The problem also happens if I decrease the load to let's say several notifications every 0.1 s (within multiple processes), but after a longer period of time.

It seems like the issue is mongo-related. This is strange though, because I didn't have similar issues when using the original fiware/orion.

Any advice on how to solve this problem would be much appreciated!

wistefan commented 3 years ago

This crash(139) is usually due to resource shortage, e.g. memory. For numbers on notifications, you can have a look on our loadtesting repository: https://github.com/FIWARE/load-tests/ We publish numbers for two different notification scenarios, you can find them for example here: https://fiware.github.io/load-tests/testReports/orion-ld/tiny/reports/ld/EntityUpdateWithSubscriptionSimulation/gatling-report.html

damianhorna commented 3 years ago

Thanks @wistefan for your response!

I actually had some time today to monitor the usage of different resources with docker stats for various containers.
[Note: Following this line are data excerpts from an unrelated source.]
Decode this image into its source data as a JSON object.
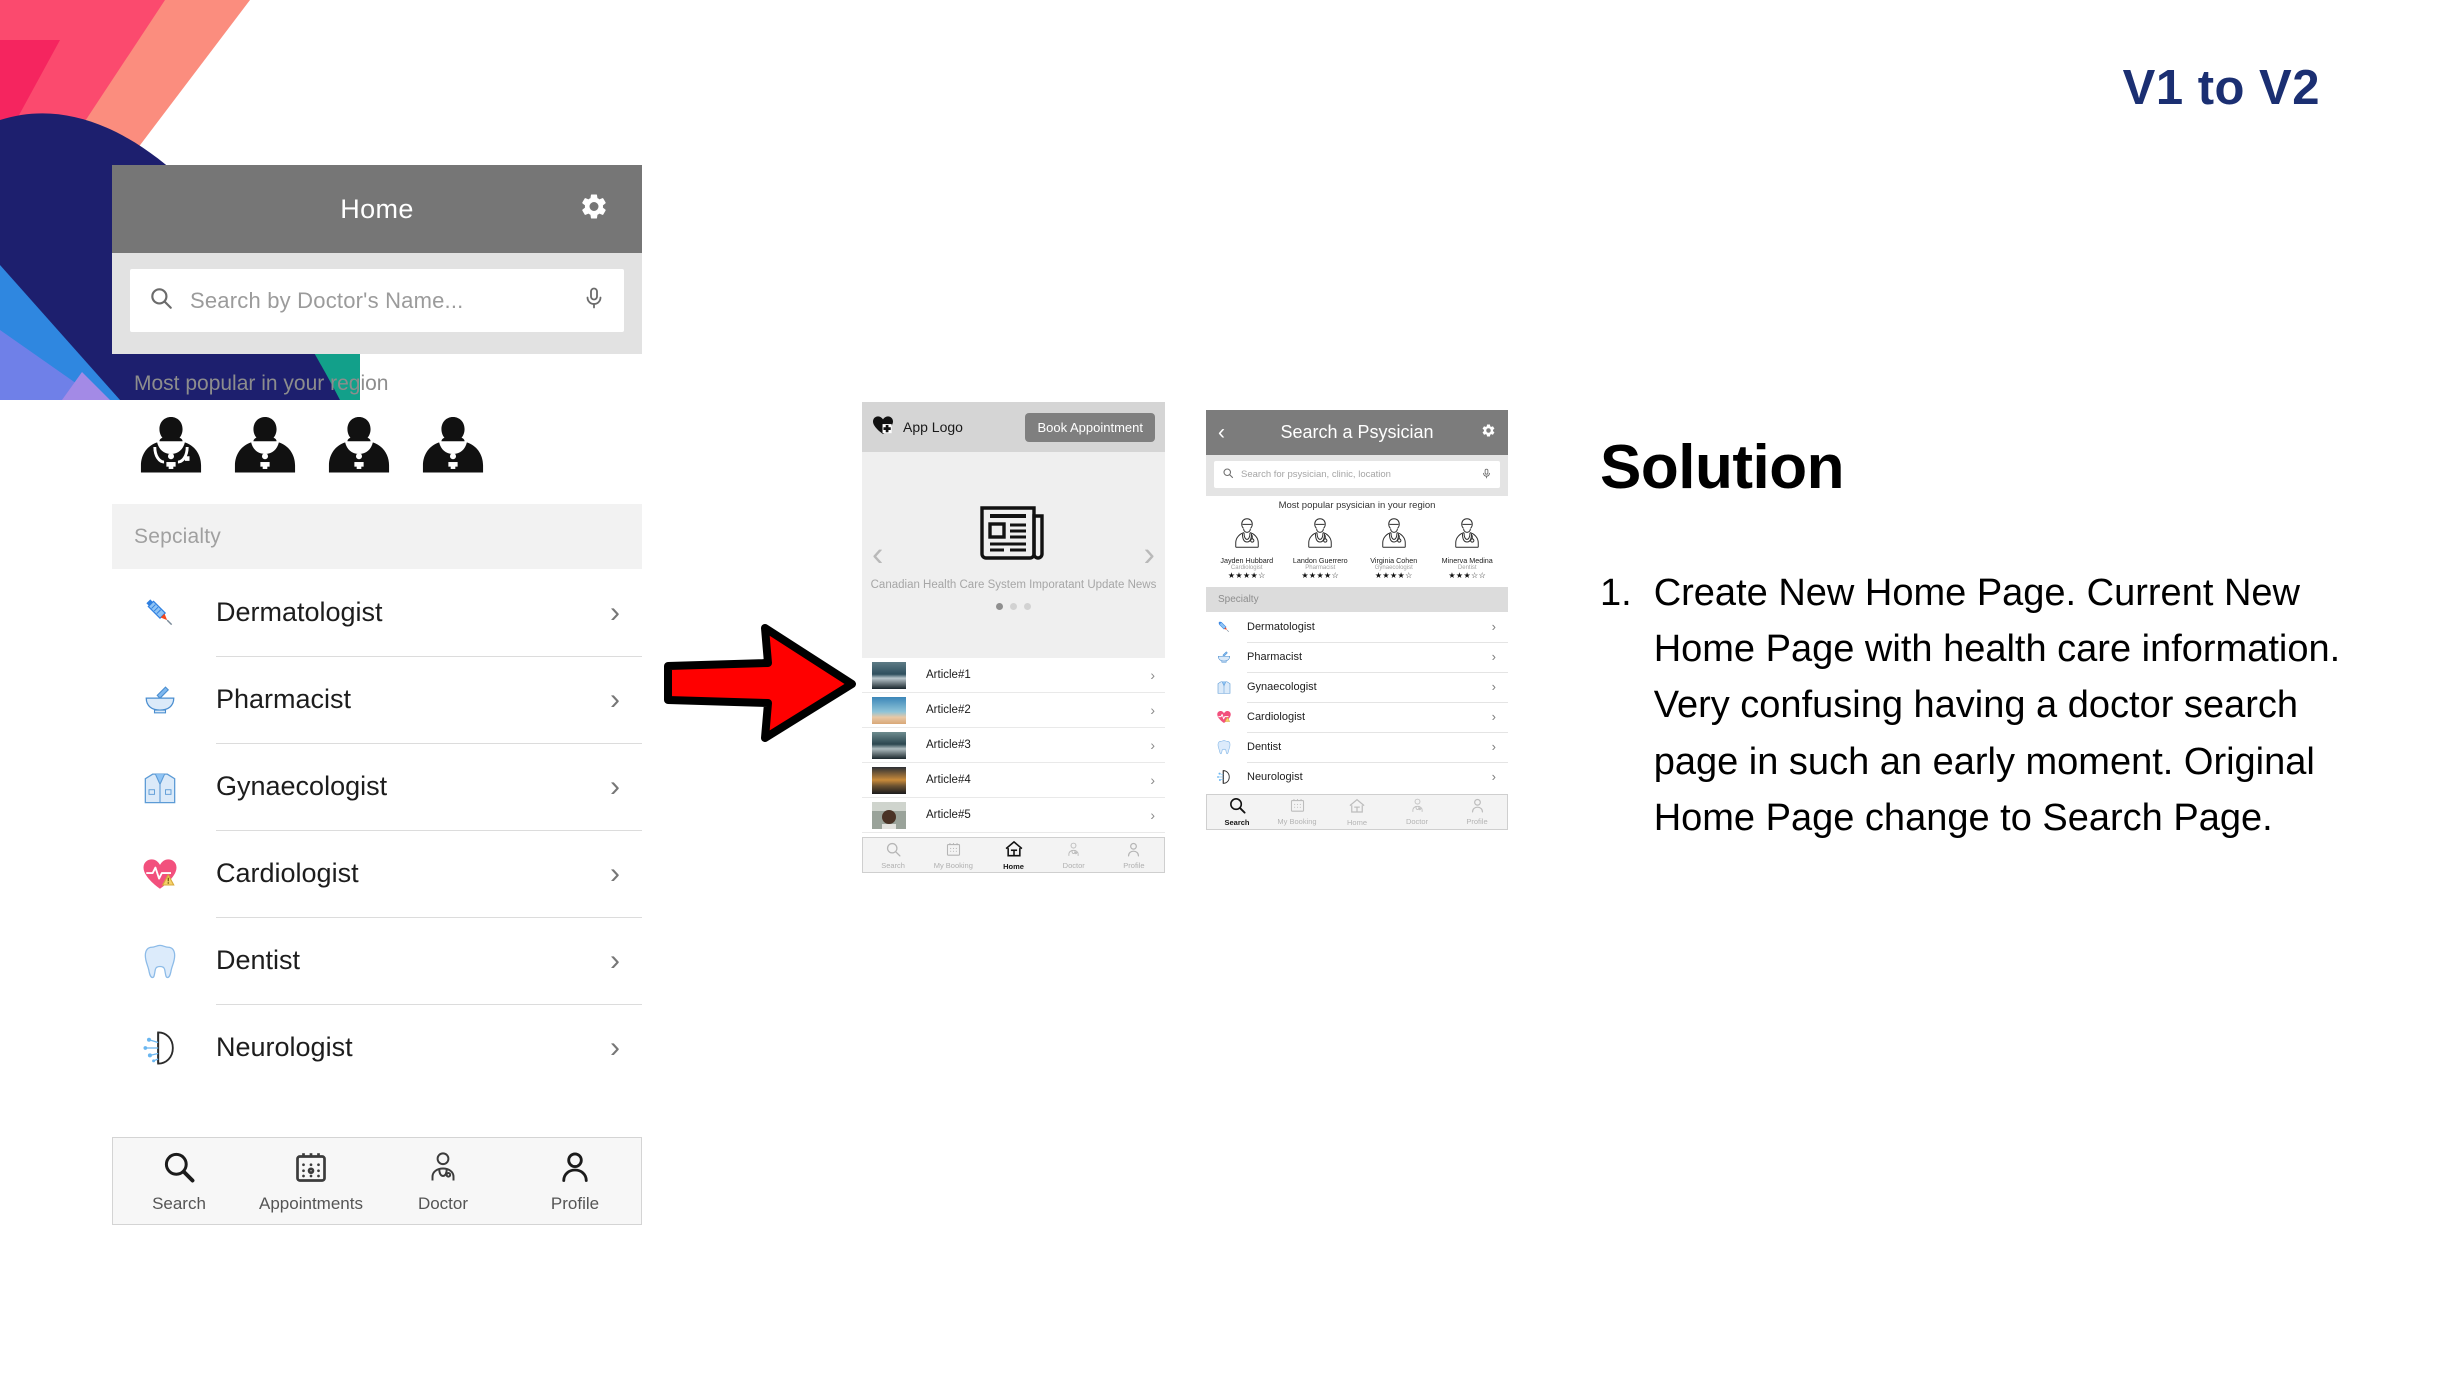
{
  "deck": {
    "title": "V1 to V2"
  },
  "phone1": {
    "header": {
      "title": "Home",
      "settings_icon": "gear-icon"
    },
    "search": {
      "placeholder": "Search by Doctor's Name...",
      "search_icon": "search-icon",
      "mic_icon": "microphone-icon"
    },
    "popular_label": "Most popular in your region",
    "popular_count": 4,
    "specialty_header": "Sepcialty",
    "specialties": [
      {
        "label": "Dermatologist",
        "icon": "syringe-icon"
      },
      {
        "label": "Pharmacist",
        "icon": "mortar-pestle-icon"
      },
      {
        "label": "Gynaecologist",
        "icon": "lab-coat-icon"
      },
      {
        "label": "Cardiologist",
        "icon": "heart-pulse-icon"
      },
      {
        "label": "Dentist",
        "icon": "tooth-icon"
      },
      {
        "label": "Neurologist",
        "icon": "brain-icon"
      }
    ],
    "nav": [
      {
        "label": "Search",
        "icon": "magnifier-icon",
        "active": true
      },
      {
        "label": "Appointments",
        "icon": "calendar-icon",
        "active": false
      },
      {
        "label": "Doctor",
        "icon": "doctor-icon",
        "active": false
      },
      {
        "label": "Profile",
        "icon": "person-icon",
        "active": false
      }
    ]
  },
  "phone2": {
    "header": {
      "logo_icon": "heart-plus-icon",
      "logo_text": "App Logo",
      "book_button": "Book Appointment"
    },
    "carousel": {
      "prev_icon": "chevron-left-icon",
      "next_icon": "chevron-right-icon",
      "slide_icon": "newspaper-icon",
      "caption": "Canadian Health Care System Imporatant Update News",
      "dots": 3,
      "active_dot": 0
    },
    "articles": [
      {
        "title": "Article#1"
      },
      {
        "title": "Article#2"
      },
      {
        "title": "Article#3"
      },
      {
        "title": "Article#4"
      },
      {
        "title": "Article#5"
      }
    ],
    "nav": [
      {
        "label": "Search",
        "icon": "magnifier-icon",
        "active": false
      },
      {
        "label": "My Booking",
        "icon": "calendar-icon",
        "active": false
      },
      {
        "label": "Home",
        "icon": "home-icon",
        "active": true
      },
      {
        "label": "Doctor",
        "icon": "doctor-icon",
        "active": false
      },
      {
        "label": "Profile",
        "icon": "person-icon",
        "active": false
      }
    ]
  },
  "phone3": {
    "header": {
      "back_icon": "chevron-left-icon",
      "title": "Search a Psysician",
      "settings_icon": "gear-icon"
    },
    "search": {
      "placeholder": "Search for psysician, clinic, location",
      "search_icon": "search-icon",
      "mic_icon": "microphone-icon"
    },
    "popular_label": "Most popular psysician in your region",
    "doctors": [
      {
        "name": "Jayden Hubbard",
        "specialty": "Cardiologist",
        "rating": 4,
        "stars": "★★★★☆"
      },
      {
        "name": "Landon Guerrero",
        "specialty": "Pharmacist",
        "rating": 4,
        "stars": "★★★★☆"
      },
      {
        "name": "Virginia Cohen",
        "specialty": "Gynaecologist",
        "rating": 4,
        "stars": "★★★★☆"
      },
      {
        "name": "Minerva Medina",
        "specialty": "Dentist",
        "rating": 3,
        "stars": "★★★☆☆"
      }
    ],
    "specialty_header": "Specialty",
    "specialties": [
      {
        "label": "Dermatologist",
        "icon": "syringe-icon"
      },
      {
        "label": "Pharmacist",
        "icon": "mortar-pestle-icon"
      },
      {
        "label": "Gynaecologist",
        "icon": "lab-coat-icon"
      },
      {
        "label": "Cardiologist",
        "icon": "heart-pulse-icon"
      },
      {
        "label": "Dentist",
        "icon": "tooth-icon"
      },
      {
        "label": "Neurologist",
        "icon": "brain-icon"
      }
    ],
    "nav": [
      {
        "label": "Search",
        "icon": "magnifier-icon",
        "active": true
      },
      {
        "label": "My Booking",
        "icon": "calendar-icon",
        "active": false
      },
      {
        "label": "Home",
        "icon": "home-icon",
        "active": false
      },
      {
        "label": "Doctor",
        "icon": "doctor-icon",
        "active": false
      },
      {
        "label": "Profile",
        "icon": "person-icon",
        "active": false
      }
    ]
  },
  "arrow": {
    "icon": "right-arrow-icon",
    "color": "#ff0000"
  },
  "solution": {
    "heading": "Solution",
    "items": [
      {
        "number": "1.",
        "text": "Create New Home Page. Current New Home Page with health care information. Very confusing having a doctor search page in such an early moment. Original Home Page change to Search Page."
      }
    ]
  },
  "colors": {
    "title_blue": "#1b2f72",
    "phone_header_gray": "#767676",
    "arrow_red": "#ff0000",
    "deco_pink": "#fb4a6e",
    "deco_salmon": "#fb8d7e",
    "deco_navy": "#1d1f6e",
    "deco_teal": "#12a08a",
    "deco_blue": "#2f87e0",
    "deco_periwinkle": "#6f80e8"
  }
}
I do not limit the RAM or CPU usage in the docker settings, so theoretically all host's resources are available for the containers to consume.

From what I understand, the usage of memory is pretty consistent no matter the load (for the conditions which I tested) and it is around 0.11% for mongo container and 0.03% for orion-ld (I have a 32GB of RAM on my machine). The only thing which I noticed is the change of CPU usage depending on load.

The bigger the load, the higher the CPU usage of orion-ld and mongo (obviously), and the quicker the app crashes. However, it still crashes even if the load is relatively low (like 1% of CPU for both mongo and orion), but only after a longer period of time.

When I simulate load in the 0.02s intervals, the app crashes after 1-3 mins When I simulate load in the 0.1s or 0.5s intervals, the app crashes after longer intervals - from 5 to 30 mins, hard to predict.

What is the best way to find out what is the exact cause of the crash (exit code 139)?

As mentioned, this didn't happen for the regular fiware/orion.

Thanks!

kzangeli commented 3 years ago

If the crash is because of the broker itself and not the container, try starting the broker inside gdb. However, it kind of seems like it's a "container related" crash.